Nei suoi libri si trasfigurano l’impegno militante, il
trauma – un marchio di fuoco – dell’uccisione di
Allende, che lo scrittore aveva conosciuto, i viaggi
– da curioso viaggiatore, non da turista –, la
passione per la scrittura – amava i nostri Fo e
Strehler e sognava di diventare un autore di teatro
–, gli amori, specie quello che lo ha unito nella lotta
contro la dittatura e contro il coronavirus alla prima
e ultima moglie, Carmen Yanez.
Ospite a Catania nel 2016, aveva omaggiato la
Sicilia con queste parole: “Tanti anni fa, la mia casa
editrice, che è la stessa di Camilleri, mi dice che lui
sarebbe arrivato da lì a poco in Spagna e aveva il
desiderio di salutarmi. No, dissi io. Sono io che
voglio salutare lui. Ho un’ammirazione enorme
verso Camilleri, così come verso tanti altri autori
siciliani da Luigi Pirandello a Leonardo Sciascia.
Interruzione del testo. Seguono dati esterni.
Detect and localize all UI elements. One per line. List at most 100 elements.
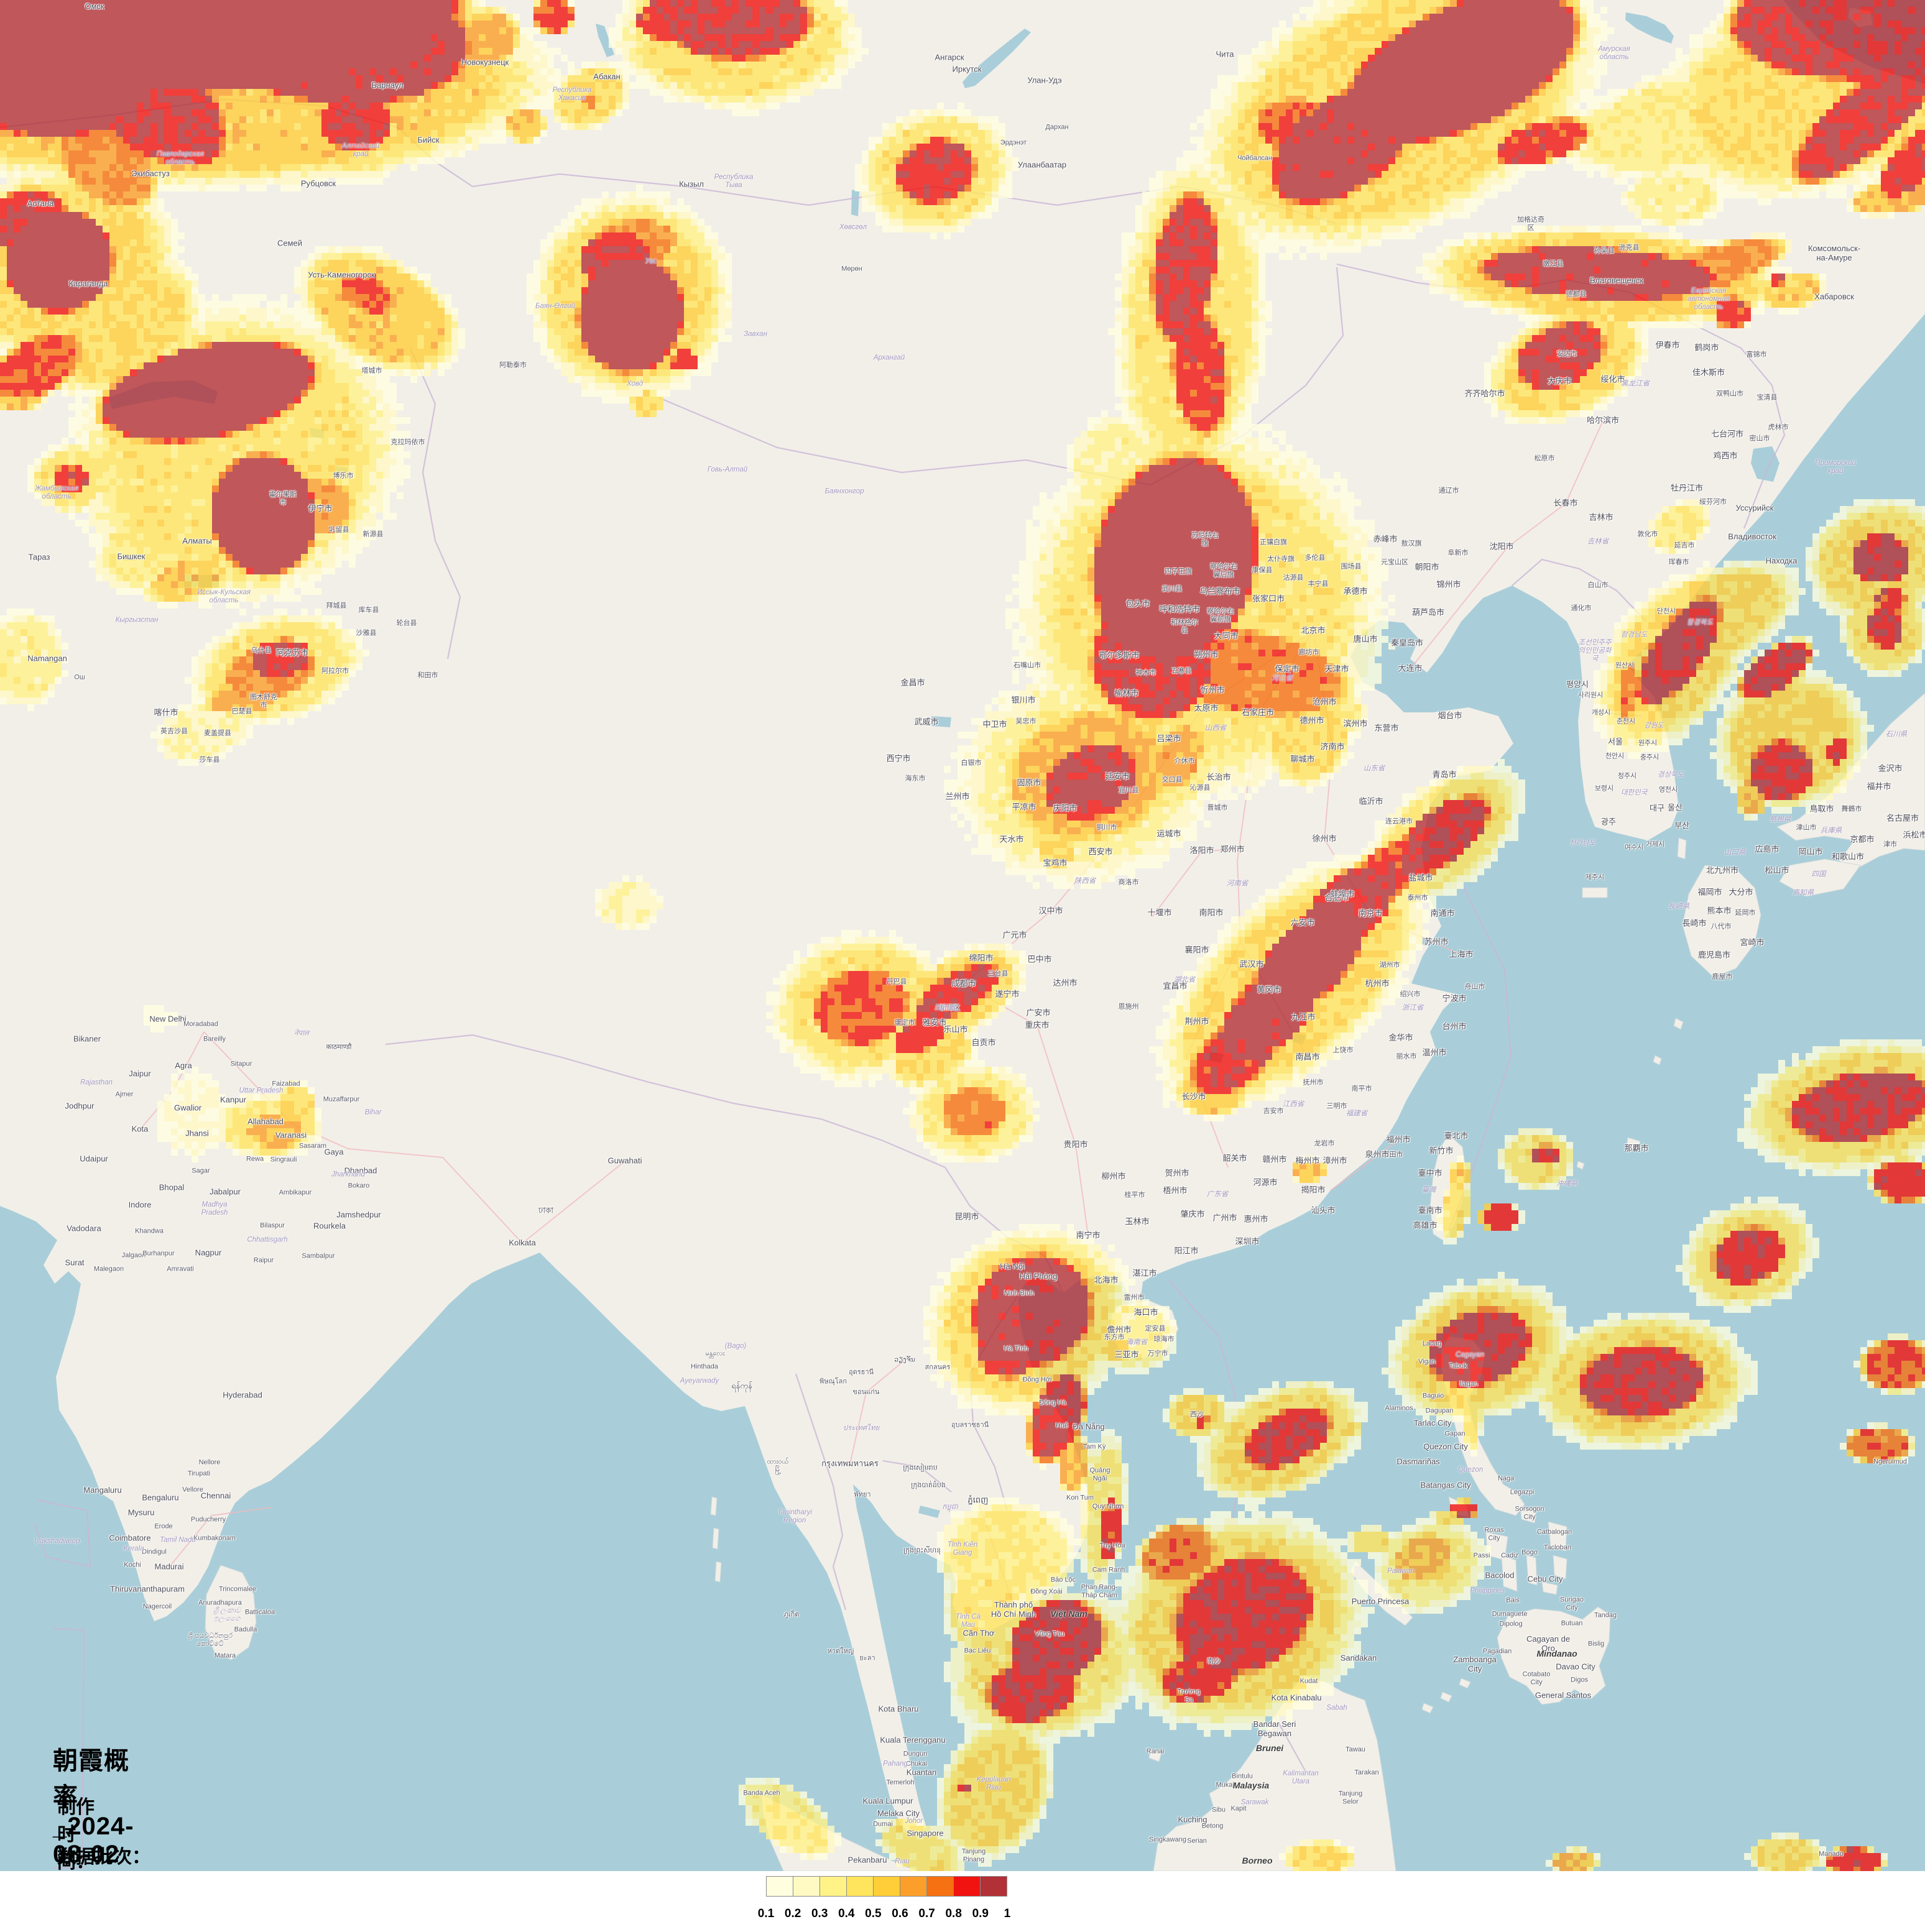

La sicilianità è qualcosa di straordinario, l’aspetto
che amo di più della Sicilia. È un’attitudine umana,
una forma dell’essere che si traduce in qualità come
per esempio l’ospitalità, un pregio tipico dei
siciliani”.
Rimangono – oltre lo sgomento, penso ai messaggi
dei nostri alunni, che hanno amato e letto e perfino
portato in scena, alle elementari e alle medie, i suoi
lavori, “La gabbianella e il gatto che le insegnò a
volare” – la scrittura limpida di Sepúlveda, le sue
idee e soprattutto i suoi libri.
“Sapeva leggere. Fu la scoperta più importante di
tutta la sua vita. Sapeva leggere. Possedeva
l’antidoto contro il terribile veleno della vecchiaia”.